World News

Russia launches new generation nuclear submarine

MOSCOW (Reuters) - Russia launched its first new generation nuclear submarine since the fall of the Soviet Union on Sunday, as the Kremlin seeks to upgrade its undersea nuclear strike force.

The long-delayed Yuri Dolgoruky, the first Borei-class (Arctic Wind) nuclear submarine, was moved to the dry docks at a highly secret submarine base in the Arctic town of Severodvinsk, the heart of Russia’s northern submarine fleet.

Sergei Ivanov, Russia’s powerful first deputy prime minister who rules the military-industrial sector, took part in the ceremony along with the navy top brass and Kremlin advisers.

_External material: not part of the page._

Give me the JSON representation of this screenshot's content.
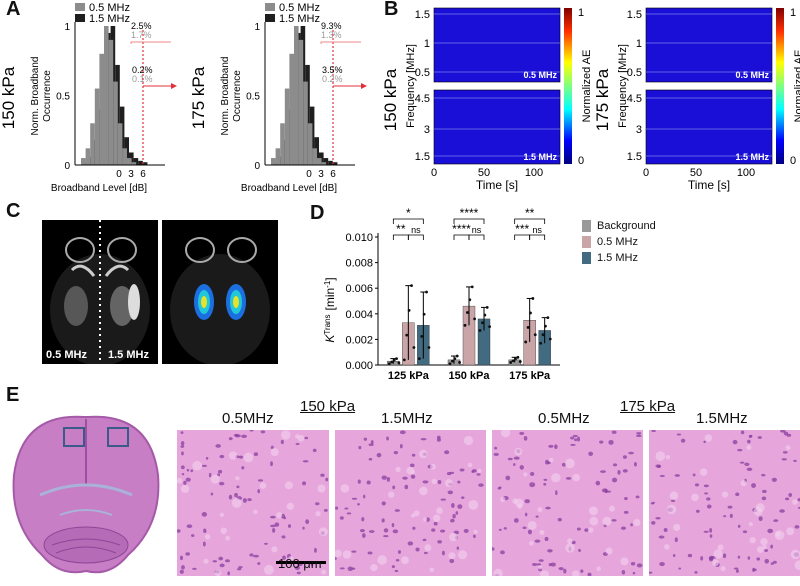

“For the first time in 17 years we are launching such a vessel -- in essence this is the first Russian strategic submarine, a submarine of the new generation,” the RIA news agency quoted Ivanov as saying.

The launch of the new submarine is part of a plan, approved by President Vladimir Putin, to upgrade the core of Russia’s undersea nuclear attack forces, military analysts said.

Putin has boosted funding for the submarine fleet, which has been involved in a string of fatal accidents including the sinking of the Kursk nuclear submarine in the Barents Sea in August 2000. All 118 sailors aboard the Kursk perished.

The Yuri Dolgoruky has taken 12 years to build following funding problems in the chaos of the 1990s, when the post-Soviet navy and shipbuilding sector lost much of its talent.

“Russia wants to show that she remains a nuclear power and -- as the Putin administration says -- still a great power and for them the greatness of that power is measured by its weapons,” Alexander Nikitin, a former Russian navy engineer now working as an environmental campaigner, told Reuters from Oslo.

Russia has the second largest nuclear submarine fleet in the world after the United States.

“Russia’s attack submarines fulfil the function of preventing the United States’s freedom of action at sea,” said Ivan Safranchuk, head of the World Security Institute’s Moscow office.

“The development of this submarine fleet illustrates the intentions of Russia to preserve its position on the world ocean,” he said.

The Yuri Dolgoruky, which takes its name from a Slavic prince who helped defend Moscow, can descend to a depth of 450 metres (1,500 feet) and can carry 107 sailors for 100 days without rising to the surface.

The submarine, which Interfax said had cost about 23 billion roubles (449 million pounds), should have been ready in 2002 but will enter full service in the northern fleet in 2008.

Russia will build 8 of the new generation submarines by 2018, defence officials said.

But Russia has had problems developing the Bulava-M ballistic missiles, which the new submarines will carry. The missiles, which have a range of 8,000 km (5,000 miles), have misfired in four out the five recent tests.